01_multiple_flutesDifferent Stones - Canadian Music for

Multiple Flutes

Mark Takeshi McGregor

Redshift (www.redshiftmusic.org)

The seven beautifully crafted compositions by young composers, magnificently multi-tracked at the Banff Centre for the Arts by Vancouver flutist, Mark Takeshi McGregor, make this CD of music for multiple flutes of interest beyond the ranks of flute aficionados and beleaguered university flute choir directors.

Meaning of music lies in the way it creates the feeling of going somewhere, moving ahead, departing and arriving. Each piece on the disc does this, developing organically and convincingly, not as in traditional music by the repetition and variety of melody and rhythm, but with different musical elements, such as dynamics, busy-ness, expanding ranges, abrupt stops, silences, and textural contrasts. Apparently random beginnings and endings of long tones in Jennifer Butler’s Sky, for example, provide both repetition and variety, and the addition of short two and three-note tonal patterns moves the piece ahead.
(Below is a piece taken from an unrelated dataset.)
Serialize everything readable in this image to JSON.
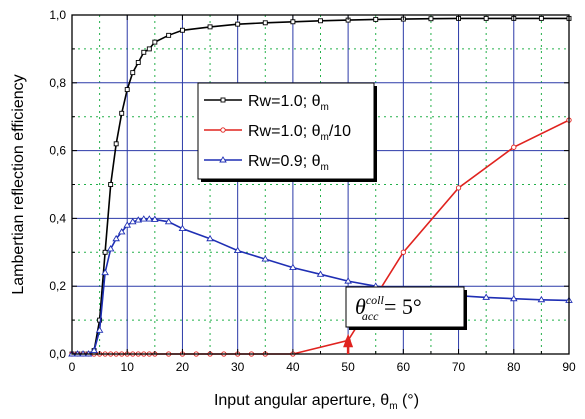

The simple addition of a six-note “counter ostinato” to the four-note opening ostinato in Christopher Kovarik’s Dectet similarly creates a feeling of forward motion, and the climactic chord two minutes into the piece creates the feeling of having arrived at a pivotal point.

This CD is an instructive primer in a genre of contemporary composition, which, shall we say, maximises minimalism. As such, it is of interest well beyond the coteries of flute and composition cognoscenti, generating meaning by means that are equally archetypal and yet uniquely and recognisably related to the aesthetic sensibility of our time.